With COVID-19 cases rising across the country, the need for a safe and reliable vaccine is increasing. Both Pfizer and Moderna have announced vaccine trials with more than 90% effectiveness.

Creating vaccines and getting federal approval are only the first hurdles which are followed by finding ways to transport the highly-perishable vaccines to millions of Americans.

“It’s going to be a massive logistics operation on a scale the world has never seen and the United States has never seen,” said Anna Nagurney, Professor of Operations Management at the University of Massachusetts Amherst. “It’s going to involve our fantastic freight service providers, UPS, FedEx and the various airlines to get these very valuable products from where they are manufactured, finished and filled to points of demand where they are going to be administered into the population.”

“There is a lot happening right now in terms of airlines. Many of the airplanes have been ‘mothballed.’ I think it is going to be really important for the cargo of the vaccines to use a lot of the passenger planes,” Nagurney added.

With some vaccine production happening in colder parts of the country, winter weather could be a factor in shipping and distribution issues.

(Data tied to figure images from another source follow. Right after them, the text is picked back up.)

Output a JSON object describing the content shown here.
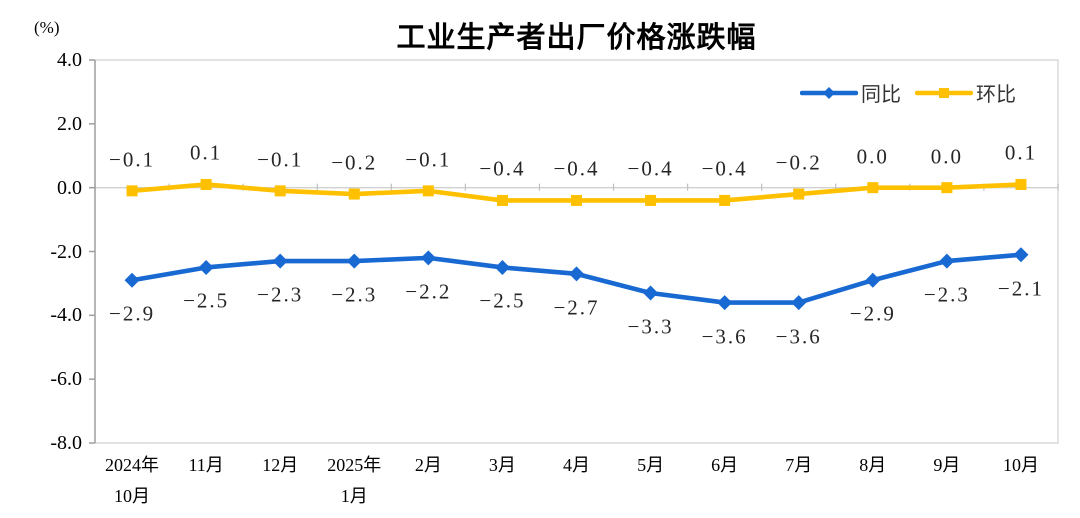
{
  "title": "工业生产者出厂价格涨跌幅",
  "unit_label": "(%)",
  "chart_data": {
    "type": "line",
    "title": "工业生产者出厂价格涨跌幅",
    "ylabel": "(%)",
    "ylim": [
      -8.0,
      4.0
    ],
    "ytick_step": 2.0,
    "ytick_labels": [
      "4.0",
      "2.0",
      "0.0",
      "-2.0",
      "-4.0",
      "-6.0",
      "-8.0"
    ],
    "grid": false,
    "legend_position": "top-right-inside",
    "categories": [
      "2024年\n10月",
      "11月",
      "12月",
      "2025年\n1月",
      "2月",
      "3月",
      "4月",
      "5月",
      "6月",
      "7月",
      "8月",
      "9月",
      "10月"
    ],
    "series": [
      {
        "key": "yoy",
        "name": "同比",
        "color": "#1969D2",
        "marker": "diamond",
        "label_position": "below",
        "values": [
          -2.9,
          -2.5,
          -2.3,
          -2.3,
          -2.2,
          -2.5,
          -2.7,
          -3.3,
          -3.6,
          -3.6,
          -2.9,
          -2.3,
          -2.1
        ]
      },
      {
        "key": "mom",
        "name": "环比",
        "color": "#FFC000",
        "marker": "square",
        "label_position": "above",
        "values": [
          -0.1,
          0.1,
          -0.1,
          -0.2,
          -0.1,
          -0.4,
          -0.4,
          -0.4,
          -0.4,
          -0.2,
          0.0,
          0.0,
          0.1
        ]
      }
    ],
    "axis_colors": {
      "border": "#D9D9D9",
      "zero_line": "#D0D0D0",
      "left_axis": "#9E9E9E",
      "x_tick": "#BFBFBF"
    }
  }
}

“It’s something people aren’t really talking about, but those of us who work in supply chain disruption management are envisioning all these different scenarios that we’ve got to be prepared for,” Nagurney said. “Getting the supplies to where we need them and doing it really well so that they are not stuck on the tarmac someplace… we need to make sure that we are really wasting as little of these [vaccines] as possible.”

Planning must be multi-layered between the manufacturers of all the components needed to administer the vaccines; including glass vials, syringes and needles.

“You have to make sure that the various components are also online and done in a timely manner. You can have vaccines arriving, but if you can’t inject them, they are absolutely useless,” Nagurney said.

“I think we can do it. I’m very very optimistic. We’ve got the expertise. I’m positive,” Nagurney added.